Esta estrella es la más alta y la última de la Osa Menor: nada conviene mejora la que ocupa la más alta dignidad y es la última en humildad. Esta estrella atrae al hierro; la Virgen, por su infinita misericordia, atrae hacia el cielo a los pecadores empedernidos. La estrella guía a los navegantes y Ella conduce al puerto de salvación a todos los náufragos. La estrella se coloca contra el viento norte y Ella esta siempre inclinada hacia los pecadores. De lo que precede resulta claro que muchas de las propiedades de esta estrella convienen tan sólo a la Virgen, y por esa se la denomina estrella del mar. Hay otras propiedades de esta estrella que se ajustan tan solo a Ella.» (Continuar leyendo)
San Alberto Magno y la Ciencia
El Papa Benedicto XVI, inició la Audiencia General del 24 de marzo de 2010, en la Plaza San Pedro, refiriéndose a San Alberto Magno: El título de «grande» (magnus), con el que pasó a la historia, indica la vastedad y la profundidad de su doctrina, que unió a la santidad de vida. Ya sus contemporáneos no dudaban en atribuirle títulos excelentes; un discípulo suyo, Ulrico de Estrasburgo, lo definió «asombro y milagro de nuestra época».
Ciertamente, los métodos científicos adoptados por san Alberto Magno no son los que se consolidaron en los siglos posteriores. Su método consistía simplemente en la observación, en la descripción y en la clasificación de los fenómenos estudiados, pero de este modo abrió la puerta a trabajos futuros.
Sigue teniendo mucho que enseñarnos. San Alberto muestra sobre todo que entre fe y ciencia no existe oposición, pese a algunos episodios de incomprensión que han tenido lugar en la historia. Un hombre de fe y de oración, como era san Alberto Magno, puede cultivar serenamente el estudio de las ciencias naturales y avanzar en el conocimiento del micro y del macrocosmos, descubriendo las leyes propias de la materia, porque todo esto concurre a alimentar la sed de Dios y el amor a él.
¡Cuántos científicos, siguiendo los pasos de san Alberto Magno, han llevado adelante sus investigaciones movidos por asombro y gratitud frente al mundo que, a sus ojos de estudiosos y creyentes, se presentaba y se presenta como la obra buena de un Creador sabio y amoroso! El estudio científico se transforma en un himno de alabanza.
San Alberto Magno nos recuerda que entre ciencia y fe existe amistad, y que los hombres de ciencia pueden recorrer, mediante su vocación al estudio de la naturaleza, un auténtico y fascinante camino de santidad. (Leer documento completo)

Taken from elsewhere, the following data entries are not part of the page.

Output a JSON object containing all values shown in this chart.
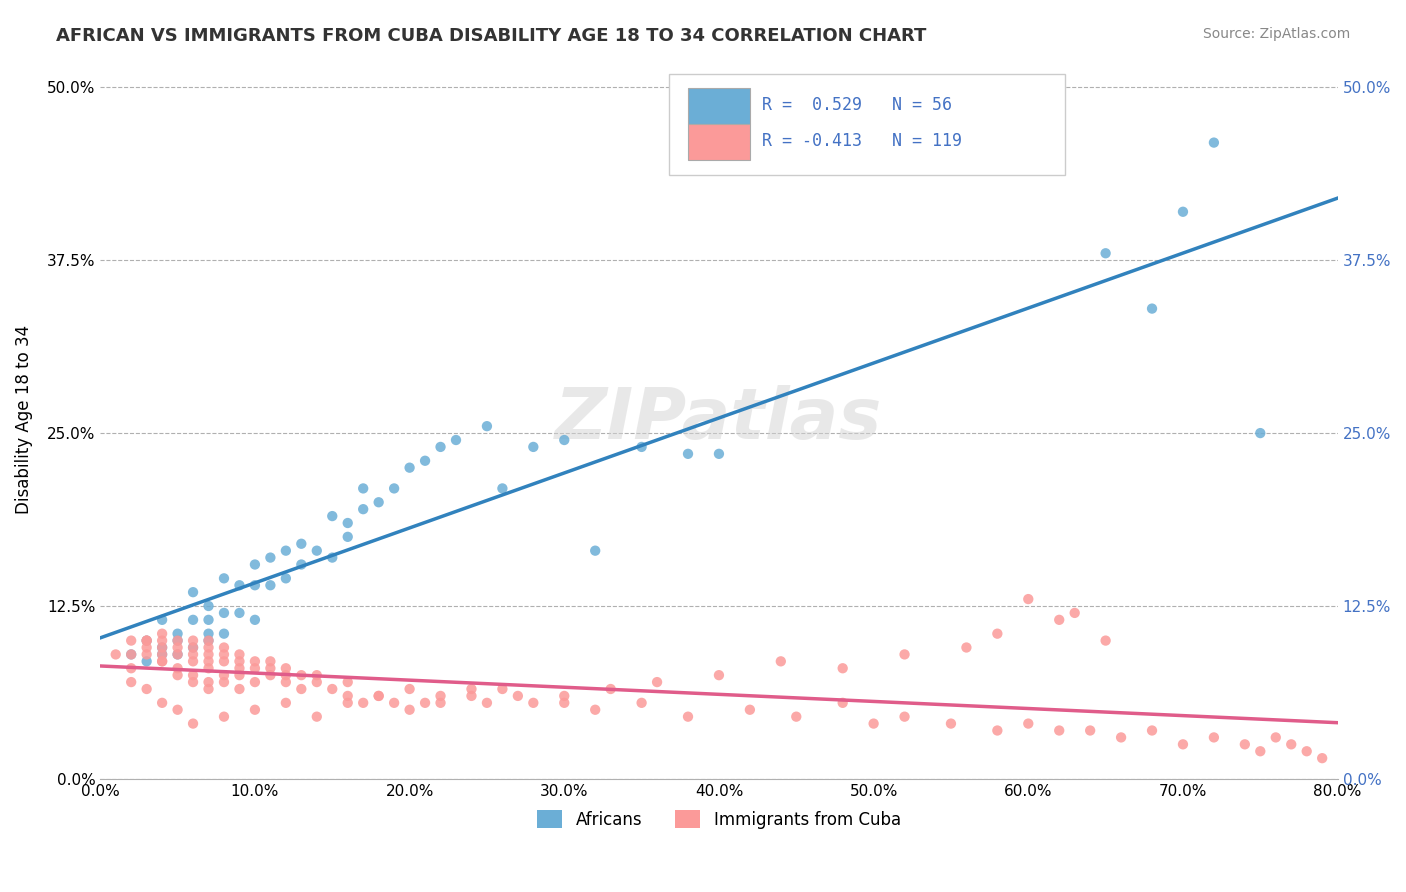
{
  "title": "AFRICAN VS IMMIGRANTS FROM CUBA DISABILITY AGE 18 TO 34 CORRELATION CHART",
  "source": "Source: ZipAtlas.com",
  "xlabel_ticks": [
    "0.0%",
    "10.0%",
    "20.0%",
    "30.0%",
    "40.0%",
    "50.0%",
    "60.0%",
    "70.0%",
    "80.0%"
  ],
  "ylabel_ticks": [
    "0.0%",
    "12.5%",
    "25.0%",
    "37.5%",
    "50.0%"
  ],
  "ylabel_label": "Disability Age 18 to 34",
  "legend_labels": [
    "Africans",
    "Immigrants from Cuba"
  ],
  "legend_r": [
    "R =  0.529",
    "R = -0.413"
  ],
  "legend_n": [
    "N = 56",
    "N = 119"
  ],
  "blue_color": "#6baed6",
  "pink_color": "#fb9a99",
  "blue_line_color": "#3182bd",
  "pink_line_color": "#e05c8a",
  "r_n_color": "#4472c4",
  "watermark": "ZIPatlas",
  "xlim": [
    0.0,
    0.8
  ],
  "ylim": [
    0.0,
    0.52
  ],
  "blue_R": 0.529,
  "blue_N": 56,
  "pink_R": -0.413,
  "pink_N": 119,
  "blue_scatter_x": [
    0.02,
    0.03,
    0.03,
    0.04,
    0.04,
    0.04,
    0.05,
    0.05,
    0.05,
    0.06,
    0.06,
    0.06,
    0.07,
    0.07,
    0.07,
    0.07,
    0.08,
    0.08,
    0.08,
    0.09,
    0.09,
    0.1,
    0.1,
    0.1,
    0.11,
    0.11,
    0.12,
    0.12,
    0.13,
    0.13,
    0.14,
    0.15,
    0.15,
    0.16,
    0.16,
    0.17,
    0.17,
    0.18,
    0.19,
    0.2,
    0.21,
    0.22,
    0.23,
    0.25,
    0.26,
    0.28,
    0.3,
    0.32,
    0.35,
    0.38,
    0.4,
    0.65,
    0.68,
    0.7,
    0.72,
    0.75
  ],
  "blue_scatter_y": [
    0.09,
    0.1,
    0.085,
    0.095,
    0.09,
    0.115,
    0.1,
    0.105,
    0.09,
    0.095,
    0.115,
    0.135,
    0.1,
    0.105,
    0.115,
    0.125,
    0.105,
    0.12,
    0.145,
    0.12,
    0.14,
    0.115,
    0.14,
    0.155,
    0.14,
    0.16,
    0.145,
    0.165,
    0.155,
    0.17,
    0.165,
    0.16,
    0.19,
    0.175,
    0.185,
    0.195,
    0.21,
    0.2,
    0.21,
    0.225,
    0.23,
    0.24,
    0.245,
    0.255,
    0.21,
    0.24,
    0.245,
    0.165,
    0.24,
    0.235,
    0.235,
    0.38,
    0.34,
    0.41,
    0.46,
    0.25
  ],
  "pink_scatter_x": [
    0.01,
    0.02,
    0.02,
    0.03,
    0.03,
    0.03,
    0.03,
    0.04,
    0.04,
    0.04,
    0.04,
    0.04,
    0.04,
    0.05,
    0.05,
    0.05,
    0.05,
    0.05,
    0.06,
    0.06,
    0.06,
    0.06,
    0.06,
    0.06,
    0.07,
    0.07,
    0.07,
    0.07,
    0.07,
    0.07,
    0.07,
    0.08,
    0.08,
    0.08,
    0.08,
    0.08,
    0.09,
    0.09,
    0.09,
    0.09,
    0.09,
    0.1,
    0.1,
    0.1,
    0.11,
    0.11,
    0.11,
    0.12,
    0.12,
    0.12,
    0.13,
    0.13,
    0.14,
    0.14,
    0.15,
    0.16,
    0.16,
    0.17,
    0.18,
    0.19,
    0.2,
    0.21,
    0.22,
    0.24,
    0.25,
    0.27,
    0.3,
    0.32,
    0.35,
    0.38,
    0.42,
    0.45,
    0.48,
    0.5,
    0.52,
    0.55,
    0.58,
    0.6,
    0.62,
    0.64,
    0.66,
    0.68,
    0.7,
    0.72,
    0.74,
    0.75,
    0.76,
    0.77,
    0.78,
    0.79,
    0.6,
    0.62,
    0.63,
    0.65,
    0.58,
    0.56,
    0.52,
    0.48,
    0.44,
    0.4,
    0.36,
    0.33,
    0.3,
    0.28,
    0.26,
    0.24,
    0.22,
    0.2,
    0.18,
    0.16,
    0.14,
    0.12,
    0.1,
    0.08,
    0.06,
    0.05,
    0.04,
    0.03,
    0.02,
    0.02
  ],
  "pink_scatter_y": [
    0.09,
    0.09,
    0.1,
    0.095,
    0.1,
    0.1,
    0.09,
    0.085,
    0.095,
    0.1,
    0.105,
    0.09,
    0.085,
    0.09,
    0.095,
    0.1,
    0.08,
    0.075,
    0.09,
    0.095,
    0.085,
    0.1,
    0.075,
    0.07,
    0.09,
    0.095,
    0.085,
    0.1,
    0.07,
    0.065,
    0.08,
    0.085,
    0.09,
    0.095,
    0.07,
    0.075,
    0.085,
    0.09,
    0.08,
    0.065,
    0.075,
    0.08,
    0.085,
    0.07,
    0.08,
    0.075,
    0.085,
    0.075,
    0.07,
    0.08,
    0.075,
    0.065,
    0.07,
    0.075,
    0.065,
    0.06,
    0.07,
    0.055,
    0.06,
    0.055,
    0.065,
    0.055,
    0.06,
    0.065,
    0.055,
    0.06,
    0.055,
    0.05,
    0.055,
    0.045,
    0.05,
    0.045,
    0.055,
    0.04,
    0.045,
    0.04,
    0.035,
    0.04,
    0.035,
    0.035,
    0.03,
    0.035,
    0.025,
    0.03,
    0.025,
    0.02,
    0.03,
    0.025,
    0.02,
    0.015,
    0.13,
    0.115,
    0.12,
    0.1,
    0.105,
    0.095,
    0.09,
    0.08,
    0.085,
    0.075,
    0.07,
    0.065,
    0.06,
    0.055,
    0.065,
    0.06,
    0.055,
    0.05,
    0.06,
    0.055,
    0.045,
    0.055,
    0.05,
    0.045,
    0.04,
    0.05,
    0.055,
    0.065,
    0.07,
    0.08
  ]
}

San Alberto Magno, según la Orden de los Predicadores «Dominicos»
Todo hombre es creado por un acto de amor personal de Dios con un destino plenamente diseñado. Para llevarlo a cabo el Creador dota a cada uno de todos los dones de naturaleza y de gracia necesarios. San Alberto realizó plenamente el suyo, hasta el punto de ser considerado como uno de los grandes genios de Occidente, y un santo de gran utilidad a la Iglesia y a la humanidad. De ahí el apelativo de Magno (Grande), que tan sólo él ha merecido en el campo del conocimiento. (Leer más en la web oficial de la O.P.)
San Alberto Magno ¿precursor en la Inteligencia Artificial?
A nuestro Santo Patrono se le han atribuido a lo largo de la historia multitud de obras tanto de carácter mágico como de creación de seres artificiales. En concreto dos, una de las llamadas “cabezas parlantes” y de un autómata de hierro que le servía como mayordomo y en el que trabajó treinta años de su vida, el cual era capaz de andar, abrir la puerta y saludar a los visitantes, aunque otros autores afirman que además podía hacer más tareas caseras. Otra versión (que también se cuenta en la historia de la cabeza parlante) narra que Tomás de Aquino, discípulo suyo, al ver aquellos inventos, decidió destruirlos, para proteger a su Maestro, ya que por esas épocas podría decirse que el mal había influido en sus creaciones. (Fuente: Wikipedia)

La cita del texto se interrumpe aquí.